State aid: Commission approves Italian tax measures for maritime transport

The European Commission has approved under EU State aid rules the prolongation until end 2023 of various Italian support measures for maritime transport under Italy’s “International Registry” scheme. The scheme encourages shipping companies to register their ships in Europe and so ensure higher social, environmental and safety standards.

Italy has also committed to a number of changes to its scheme to avoid undue competition distortion as well as to prevent any discrimination between shipping companies and registries of different European Economic Area (EEA) States.

Under the “International Registry” scheme, shipping companies are granted a corporate tax reduction and other benefits. Following the changes to which Italy has committed, the special corporate tax reduction for shipping companies will be applied to a shipping company’s:

  • core revenues from shipping activities, such as cargo and passenger transport;
  • certain ancillary revenues that are closely connected to shipping activities (capped at a maximum of 50% of a ship’s operating revenues);
  • revenues from towage and dredging, subject to certain conditions; and
  • bareboat charter-out and time and/or voyage charter-in activities, subject to a number of conditions.

The Italian measure, as amended and approved today, requires that if a shipping company wants to benefit from the “International Registry” regime, at least a large part of its fleet flies the flag of an EU or EEA State.

In this respect, the Italian authorities have committed to extend the benefits of the scheme to all eligible ships that fly an EEA flag. This will prevent any discrimination between shipping companies and registries of different EEA States and preserve internal market rules on freedom of establishment.

The Commission assessed the amended measures under EU State aid rules, in particular its Guidelines on State aid to maritime transport. It concluded that, in light of commitments to which Italy will have to comply within seven months from the adoption of the Commission decision, the Italian scheme is in line with EU State aid rules.

In particular, the scheme will contribute to the competitiveness of the EU maritime transport sector and encourage ship registration in Europe, while at the same time preserving Europe’s high social, environmental and safety standards and ensuring a level playing field.

On this basis, the Commission approved the Italian scheme and its prolongation until 2023 under EU State aid rules.
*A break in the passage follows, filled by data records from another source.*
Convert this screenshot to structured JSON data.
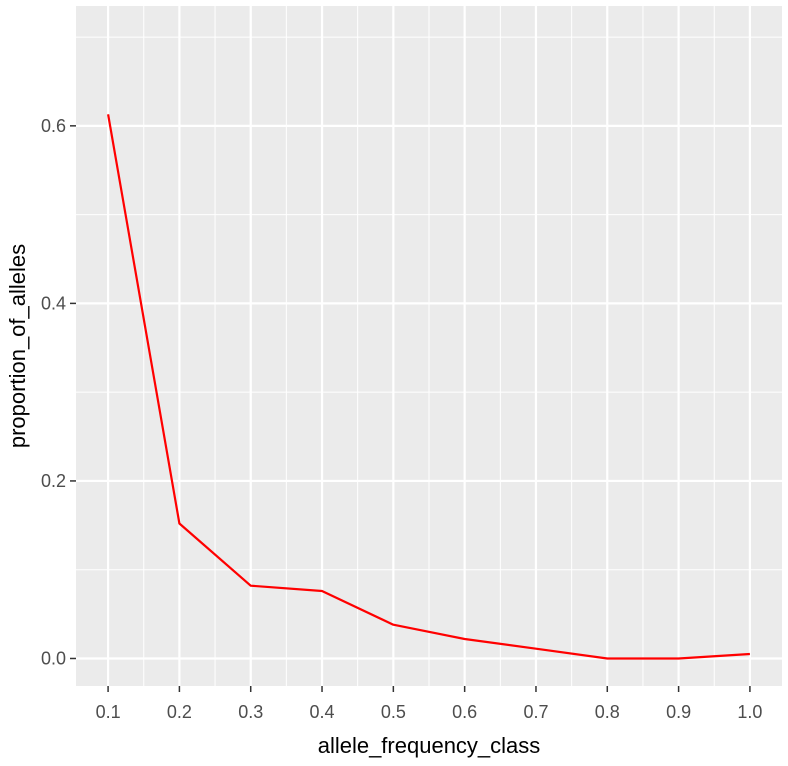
{
  "chart_data": {
    "type": "line",
    "title": "",
    "xlabel": "allele_frequency_class",
    "ylabel": "proportion_of_alleles",
    "x": [
      0.1,
      0.2,
      0.3,
      0.4,
      0.5,
      0.6,
      0.7,
      0.8,
      0.9,
      1.0
    ],
    "series": [
      {
        "values": [
          0.613,
          0.152,
          0.082,
          0.076,
          0.038,
          0.022,
          0.011,
          0.0,
          0.0,
          0.005
        ],
        "color": "#ff0000"
      }
    ],
    "xlim": [
      0.055,
      1.045
    ],
    "ylim": [
      -0.031,
      0.735
    ],
    "x_ticks": [
      0.1,
      0.2,
      0.3,
      0.4,
      0.5,
      0.6,
      0.7,
      0.8,
      0.9,
      1.0
    ],
    "x_tick_labels": [
      "0.1",
      "0.2",
      "0.3",
      "0.4",
      "0.5",
      "0.6",
      "0.7",
      "0.8",
      "0.9",
      "1.0"
    ],
    "y_ticks": [
      0.0,
      0.2,
      0.4,
      0.6
    ],
    "y_tick_labels": [
      "0.0",
      "0.2",
      "0.4",
      "0.6"
    ],
    "grid": true,
    "panel_color": "#ebebeb",
    "grid_color": "#ffffff",
    "tick_color": "#333333"
  }
}
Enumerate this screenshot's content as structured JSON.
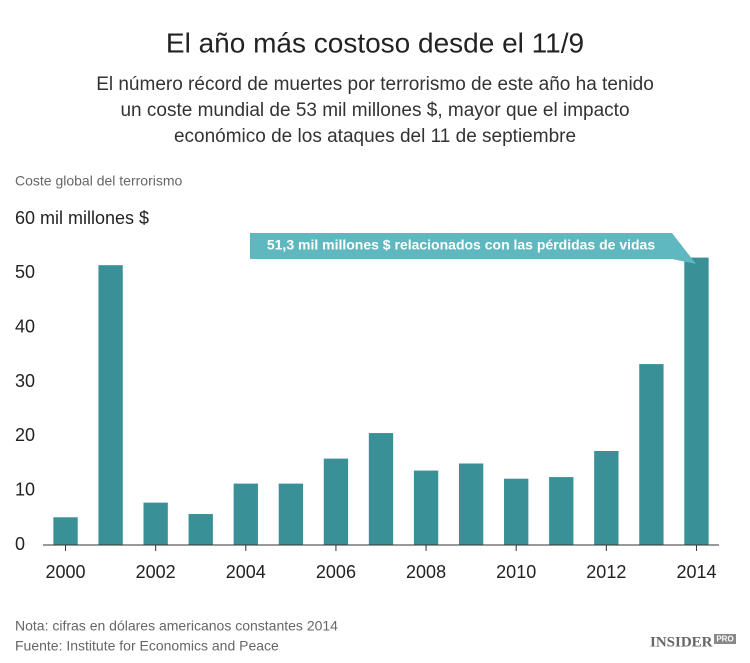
{
  "chart_data": {
    "type": "bar",
    "title": "El año más costoso desde el 11/9",
    "subtitle": [
      "El número récord de muertes por terrorismo de este año ha tenido",
      "un coste mundial de 53 mil millones $, mayor que el impacto",
      "económico de los ataques del 11 de septiembre"
    ],
    "y_label": "Coste global del terrorismo",
    "x": [
      2000,
      2001,
      2002,
      2003,
      2004,
      2005,
      2006,
      2007,
      2008,
      2009,
      2010,
      2011,
      2012,
      2013,
      2014
    ],
    "values": [
      5.1,
      51.5,
      7.8,
      5.7,
      11.3,
      11.3,
      15.9,
      20.6,
      13.7,
      15.0,
      12.2,
      12.5,
      17.3,
      33.3,
      52.9
    ],
    "color": "#3a9097",
    "xlim": [
      1999.5,
      2014.5
    ],
    "xticks": [
      2000,
      2002,
      2004,
      2006,
      2008,
      2010,
      2012,
      2014
    ],
    "ylim": [
      0,
      60
    ],
    "yticks": [
      0,
      10,
      20,
      30,
      40,
      50,
      {
        "value": 60,
        "label": "60 mil millones $"
      }
    ],
    "grid": false,
    "annotation": "51,3 mil millones $ relacionados con las pérdidas de vidas",
    "notes": [
      "Nota: cifras en dólares americanos constantes 2014",
      "Fuente: Institute for Economics and Peace"
    ],
    "logo": "INSIDER",
    "logo_badge": "PRO"
  }
}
To address the risk of flagging out and relocation of shipping companies to low-tax countries outside of the EU, the Commission’s 2004 Guidelines on State aid to maritime transport allow Member States to adopt measures that improve the fiscal climate for shipping companies. Only companies that are active in maritime transport (defined as the transport of goods and persons by sea) are eligible for measures under the Maritime Guidelines.

The most prominent of such measures is tonnage tax, whereby shipping companies can apply to be taxed based on a notional profit or the tonnage they operate, instead of being taxed under the normal corporate tax system. This can reduce the overall level of taxes paid and increase their predictability for the companies. Under seafarer schemes, labour costs (i.e. income tax and social security contributions) for seafarers employed on board vessels flying the flag of EU or European Economic Area (EEA) Member State may be partly or totally reduced.

In its application of the Maritime Guidelines, the Commission is determined to ensure consistency and equal treatment of shipping companies throughout the EU whilst at the same time making sure that any beneficial tonnage tax and seafarer schemes do not contravene internal market rules. The Commission ensures in particular that there is no spill-over of the favourable tax treatment of shipping companies into other sectors unrelated to maritime transport, that there is no discrimination against other EU or EEA State registries and that the aid does not exceed the ceiling set out in the Maritime Guidelines.

The Commission’s most recent decisions concern the Estonian tonnage tax and seafarer scheme (Case SA.53469), the prolongation of the Cyprus tonnage tax and seafarer scheme (Case SA.51809), the prolongation of the Danish seafarer scheme (Case SA.52069), and the extension of the Belgian seafarer scheme (Case SA.56475).

The non-confidential version of the decision will be published under the case numbers SA.48260 in the State aid register on the Commission’s competition website once any confidentiality issues have been resolved. The State Aid Weekly e-News lists new publications of state aid decisions on the internet and in the EU Official Journal.